Perkins et al. and Jeyaraman et al. both reported the cases of EPN complicated by suppurative thrombophlebitis of the renal vein/IVC, with the former also showing involvement of the pulmonary artery [10, 11]. Dong et al. described a case of a 52-year-old diabetic woman with unilateral EPN with air bubbles in the uterine veins secondary to infection by E. coli. Cases that have been documented so far in the literature have all been treated conservatively with supportive measures, broad-spectrum antibiotics, percutaneous drainage therapy, and/or open drainage [9]. Outcomes in these cases have been good, except for the patient with involvement of pulmonary artery who succumbed.

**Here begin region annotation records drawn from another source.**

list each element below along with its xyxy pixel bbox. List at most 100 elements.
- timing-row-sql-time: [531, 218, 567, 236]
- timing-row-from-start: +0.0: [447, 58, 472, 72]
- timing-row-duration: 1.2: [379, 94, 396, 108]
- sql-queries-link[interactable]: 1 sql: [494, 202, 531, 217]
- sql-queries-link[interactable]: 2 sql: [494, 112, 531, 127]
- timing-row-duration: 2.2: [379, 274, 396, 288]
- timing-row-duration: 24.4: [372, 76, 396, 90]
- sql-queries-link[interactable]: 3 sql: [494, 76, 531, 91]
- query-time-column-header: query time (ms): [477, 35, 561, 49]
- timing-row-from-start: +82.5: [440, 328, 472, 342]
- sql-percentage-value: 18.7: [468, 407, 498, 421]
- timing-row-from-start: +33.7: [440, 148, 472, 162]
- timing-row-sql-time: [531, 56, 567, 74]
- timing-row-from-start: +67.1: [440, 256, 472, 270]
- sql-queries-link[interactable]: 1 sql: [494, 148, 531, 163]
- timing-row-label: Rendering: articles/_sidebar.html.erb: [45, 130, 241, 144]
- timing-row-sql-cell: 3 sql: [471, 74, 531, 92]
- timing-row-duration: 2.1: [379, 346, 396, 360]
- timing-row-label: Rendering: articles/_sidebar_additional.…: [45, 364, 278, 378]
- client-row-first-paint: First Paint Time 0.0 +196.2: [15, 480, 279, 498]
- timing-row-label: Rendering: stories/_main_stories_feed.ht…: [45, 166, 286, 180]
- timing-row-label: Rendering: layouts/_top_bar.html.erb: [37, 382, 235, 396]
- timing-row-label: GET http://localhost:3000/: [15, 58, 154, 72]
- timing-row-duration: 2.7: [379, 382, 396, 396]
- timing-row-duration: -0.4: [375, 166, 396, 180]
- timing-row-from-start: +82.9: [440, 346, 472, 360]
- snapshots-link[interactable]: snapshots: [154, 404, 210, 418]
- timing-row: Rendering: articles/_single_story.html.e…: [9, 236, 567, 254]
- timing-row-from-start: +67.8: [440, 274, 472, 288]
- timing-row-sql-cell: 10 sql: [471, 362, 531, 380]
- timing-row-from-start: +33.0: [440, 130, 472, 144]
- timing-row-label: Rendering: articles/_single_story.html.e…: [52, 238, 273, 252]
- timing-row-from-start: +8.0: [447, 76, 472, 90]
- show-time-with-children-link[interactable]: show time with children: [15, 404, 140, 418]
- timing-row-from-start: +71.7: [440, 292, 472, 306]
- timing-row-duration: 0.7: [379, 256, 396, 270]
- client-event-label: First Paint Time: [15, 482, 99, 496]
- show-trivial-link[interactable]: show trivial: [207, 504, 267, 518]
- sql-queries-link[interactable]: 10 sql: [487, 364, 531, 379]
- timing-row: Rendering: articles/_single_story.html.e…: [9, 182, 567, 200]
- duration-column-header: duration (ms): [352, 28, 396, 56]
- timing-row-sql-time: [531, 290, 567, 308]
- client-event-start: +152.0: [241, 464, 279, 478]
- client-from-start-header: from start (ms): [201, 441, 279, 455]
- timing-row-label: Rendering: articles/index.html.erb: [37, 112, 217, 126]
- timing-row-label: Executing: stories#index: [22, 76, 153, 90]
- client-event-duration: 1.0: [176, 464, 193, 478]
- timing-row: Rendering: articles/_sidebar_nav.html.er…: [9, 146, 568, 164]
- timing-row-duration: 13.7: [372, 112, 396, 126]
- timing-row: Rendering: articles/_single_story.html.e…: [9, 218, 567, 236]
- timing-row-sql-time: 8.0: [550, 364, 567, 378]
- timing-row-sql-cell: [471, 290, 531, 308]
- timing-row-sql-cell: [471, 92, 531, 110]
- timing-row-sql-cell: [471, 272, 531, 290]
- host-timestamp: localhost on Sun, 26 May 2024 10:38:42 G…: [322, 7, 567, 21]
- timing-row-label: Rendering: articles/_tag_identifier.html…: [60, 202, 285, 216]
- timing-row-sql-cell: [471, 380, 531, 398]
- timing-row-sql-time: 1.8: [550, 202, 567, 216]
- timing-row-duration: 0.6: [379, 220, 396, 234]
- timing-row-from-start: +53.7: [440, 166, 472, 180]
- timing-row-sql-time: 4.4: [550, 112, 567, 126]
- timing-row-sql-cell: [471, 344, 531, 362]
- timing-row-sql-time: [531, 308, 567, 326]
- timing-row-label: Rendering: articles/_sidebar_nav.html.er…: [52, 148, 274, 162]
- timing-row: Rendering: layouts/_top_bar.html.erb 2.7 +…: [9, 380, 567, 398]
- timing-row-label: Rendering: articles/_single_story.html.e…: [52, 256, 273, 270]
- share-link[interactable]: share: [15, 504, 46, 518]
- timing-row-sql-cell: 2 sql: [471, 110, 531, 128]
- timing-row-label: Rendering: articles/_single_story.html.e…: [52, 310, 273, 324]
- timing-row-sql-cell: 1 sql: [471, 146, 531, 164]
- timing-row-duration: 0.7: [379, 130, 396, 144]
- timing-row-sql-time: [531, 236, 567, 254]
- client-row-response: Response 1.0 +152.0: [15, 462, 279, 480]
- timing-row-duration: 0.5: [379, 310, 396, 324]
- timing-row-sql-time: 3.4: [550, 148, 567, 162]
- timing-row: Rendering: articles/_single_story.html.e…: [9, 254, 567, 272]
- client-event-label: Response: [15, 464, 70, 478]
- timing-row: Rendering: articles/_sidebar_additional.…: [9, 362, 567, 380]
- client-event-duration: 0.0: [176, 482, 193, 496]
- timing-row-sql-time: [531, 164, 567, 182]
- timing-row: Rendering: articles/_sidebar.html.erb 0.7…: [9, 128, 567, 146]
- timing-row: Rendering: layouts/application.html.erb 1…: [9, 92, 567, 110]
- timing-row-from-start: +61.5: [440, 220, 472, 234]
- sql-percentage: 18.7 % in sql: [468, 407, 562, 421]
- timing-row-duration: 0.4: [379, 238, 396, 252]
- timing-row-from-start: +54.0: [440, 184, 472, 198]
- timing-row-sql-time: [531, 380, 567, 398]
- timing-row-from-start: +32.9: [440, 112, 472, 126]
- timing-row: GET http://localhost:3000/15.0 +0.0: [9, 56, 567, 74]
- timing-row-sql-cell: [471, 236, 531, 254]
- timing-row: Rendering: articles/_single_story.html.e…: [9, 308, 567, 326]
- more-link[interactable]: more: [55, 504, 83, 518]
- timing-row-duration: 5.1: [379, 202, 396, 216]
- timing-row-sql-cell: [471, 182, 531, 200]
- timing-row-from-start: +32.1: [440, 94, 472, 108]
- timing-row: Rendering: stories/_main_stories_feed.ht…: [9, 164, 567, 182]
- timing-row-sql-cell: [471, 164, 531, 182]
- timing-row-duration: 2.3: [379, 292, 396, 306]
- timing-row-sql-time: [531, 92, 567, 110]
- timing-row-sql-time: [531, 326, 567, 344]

At present, conservative approach with percutaneous drainage and antibiotics is the preferred initial management compared with open drainage and/or emergency nephrectomy [12]. In a subset of patients with thrombocytopenia, > 50% renal parenchymal destruction, altered mental status and renal failure as risk factors early surgical intervention substantially reduces morbidity and mortality [13]. Nephrectomy should be reserved as the last resort for those who fail to respond to conservative therapy.

Conclusion

Complicated EPN with suppurative thrombophlebitis involving the deep venous system is rare, and co-occurrence of air in the venous system followed by thrombosis in the renal vein, IVC and common iliac vein has not been reported till date. This case illustrates that patients with EPN, post-DJ stent, despite good antibiotic therapy and clinical recovery, could nevertheless experience an infection relapse a month later. Therefore, until they fully recover, these patients require continuous supervision with frequent follow-up corroborated by laboratory results. In our patient, conservative management alone was sufficient to salvage the kidneys.